Drink plenty of water throughout the day
Water is vital for all bodily functions, and that includes moving. Your muscles need water to both function and recover properly, and staying hydrated also keeps your joints lubricated, reducing fatigue and soreness after each workout.
So make sure to drink plenty of water before, during, and after your workouts so you can stay in tip-top shape, no matter if it’s a light workout or if you don’t sweat much.
Prioritize active recovery over full rest
Instead of spending your rest days laying down watching your favorite show, try spending at least half an hour doing some active recovery so that your muscles keep moving!
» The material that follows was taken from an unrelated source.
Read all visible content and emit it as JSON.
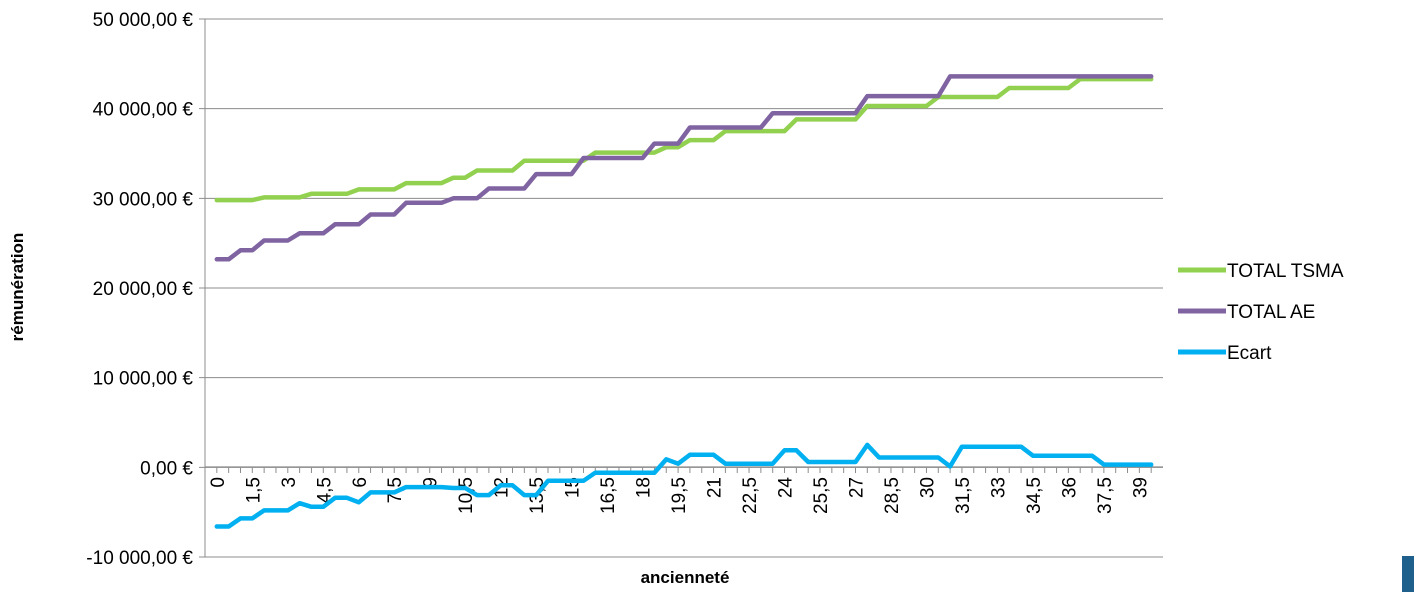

You can try low-impact activities such as walking, cycling, dynamic stretching, or even swimming if you have access to a pool.
Try foam rolling your muscles
A great way to release the built-up tension from your muscles is to try self-myofascial release, also known as foam rolling. You just need a foam roller or a soft ball that you can roll against your muscles to help soften and tissue and relax your muscles. This will help release any tension post-workout, increase blood flow, and it doubles as a nice massage!
Keep your exercise routine well split
As we mentioned before, you should avoid training the same muscle group two days in a row. Your muscles need to rest and recover properly, especially if you’re already feeling sore, and overworking them is only going to hinder your progress and make matters worse.
Make sure to keep an effective training split that trains a different part of the body each day, such as separating your days into upper body and lower body. This will ensure that your muscles have enough time to recover between workouts to reduce the possibility of DOMS.
Your health always comes first
Even if exercising is a crucial part of your daily routine, nothing is ever more important than your health. If you’re ever feeling very sore, take some time away from the gym to rest and recover. And if the pain persists or you experience other symptoms such as severe swelling, bruising, or numbness, don’t try to fight it and seek medical advice as soon as possible!